This curve shows the familiar Normal or Gaussian Distribution. The height of the curve above an IQ-number shows proportionally how many people will correspond to that IQ-value.
The lightly coloured area, to the right of IQ=130, indicates the 2% group with a very high IQ, associated with giftedness.
This (customary) description suggests that these people are a well defined compact group at the high end of the spectrum. But it is only a projection of an enormous diversity on a 1-dimensional scale.
This scattergram illustrates the relative large diversity within the 2% group, who are represented by the dots that lie outside of the concentric arcs. They share a large distance to the 'centre' or IQ-mean. Apart from that, they share little, because there are so very many ways to be extra intelligent. Many more ways than can be illustrated by this 2-dimensional graph. It illustrates their relative loneliness and the precious little chance that they will encounter someone with similar gifts.
Read for instance below about the 'dots and spaces'.
"....therefore I'm not gifted."
In her article ‘Self-Knowledge, Self-Esteem and the Gifted Adult’ (1999), Stephanie Tolan describes how difficult self-identification as a gifted adult is, because of the diversity of the gifted population.

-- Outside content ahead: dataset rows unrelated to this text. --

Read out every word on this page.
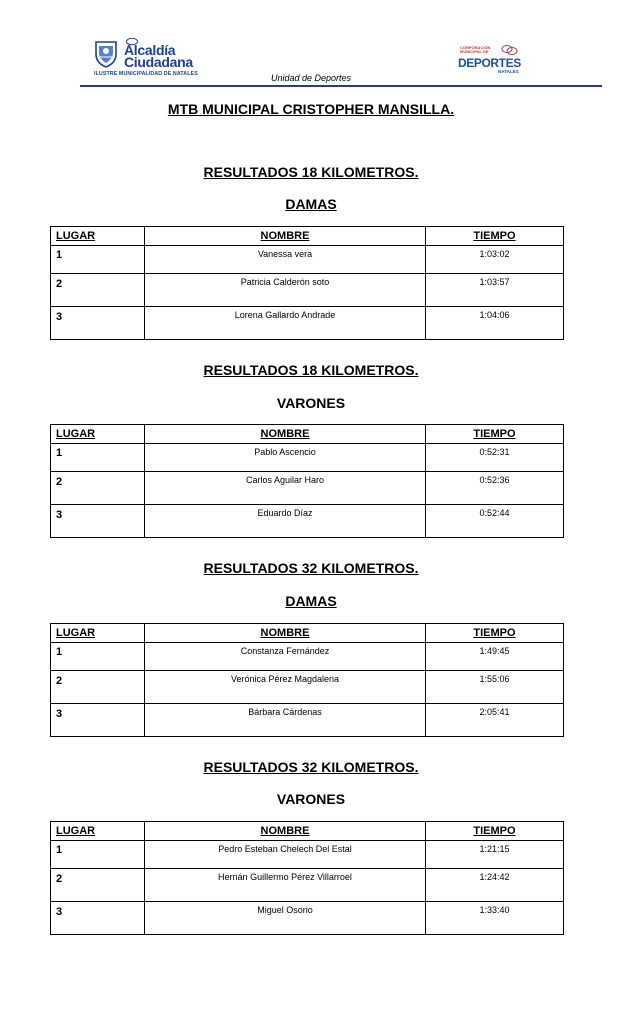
Alcaldía
Ciudadana
ILUSTRE MUNICIPALIDAD DE NATALES
CORPORACIÓN MUNICIPAL DE
DEPORTES
NATALES
Unidad de Deportes
MTB MUNICIPAL CRISTOPHER MANSILLA.
RESULTADOS 18 KILOMETROS.
DAMAS
LUGAR	NOMBRE	TIEMPO
1	Vanessa vera	1:03:02
2	Patricia Calderón soto	1:03:57
3	Lorena Gallardo Andrade	1:04:06
RESULTADOS 18 KILOMETROS.
VARONES
LUGAR	NOMBRE	TIEMPO
1	Pablo Ascencio	0:52:31
2	Carlos Aguilar Haro	0:52:36
3	Eduardo Díaz	0:52:44
RESULTADOS 32 KILOMETROS.
DAMAS
LUGAR	NOMBRE	TIEMPO
1	Constanza Fernández	1:49:45
2	Verónica Pérez Magdalena	1:55:06
3	Bárbara Cárdenas	2:05:41
RESULTADOS 32 KILOMETROS.
VARONES
LUGAR	NOMBRE	TIEMPO
1	Pedro Esteban Chelech Del Estal	1:21:15
2	Hernán Guillermo Pérez Villarroel	1:24:42
3	Miguel Osorio	1:33:40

This leads to the fatal argumentation:
"She is obviously gifted! Just look at her competences X and Y. I do not have those competences as strongly, therefore I am not gifted!"
Dots and spaces
There are so very many unusual capacities to make you excel in your own very special way. Tolan writes:
'If we were to think of each of these various unusual mental capacities (e.g. photographic memory, lightning mathematical calculation, the ability to visualize clearly, speed reading, quick spatial pattern recognition, ease in learning languages, metaphorical thought and speech) as "dots" and the lack of them as "spaces," we would see very different patterns in different individuals, even if IQ scores seemed to indicate great similarity.'
"....I'm just weird!"
Because you are quite accustomed to your own excellent qualities (I did not do anything special for it, really, it is no big deal....), you will tend to underrate them, and certainly compared to the 'dots' of others, where you consider yourself to have 'spaces'.
It does lead to an unnecessary low self esteem and a biased self-image.
Combined with the always lurking feeling of being too different, the conclusion can only be: "I'm not gifted, I'm just weird!"
I remember a married couple who came to me separately after my presentation on extra intelligence: Each partner explained how obviously the other was Xi, but both doubted whether they qualified themselves. Afterwards at lunch I joined them while they were sitting together and told them the story. They looked at each other utterly surprised...
Can you see the beauty and value of your own dots?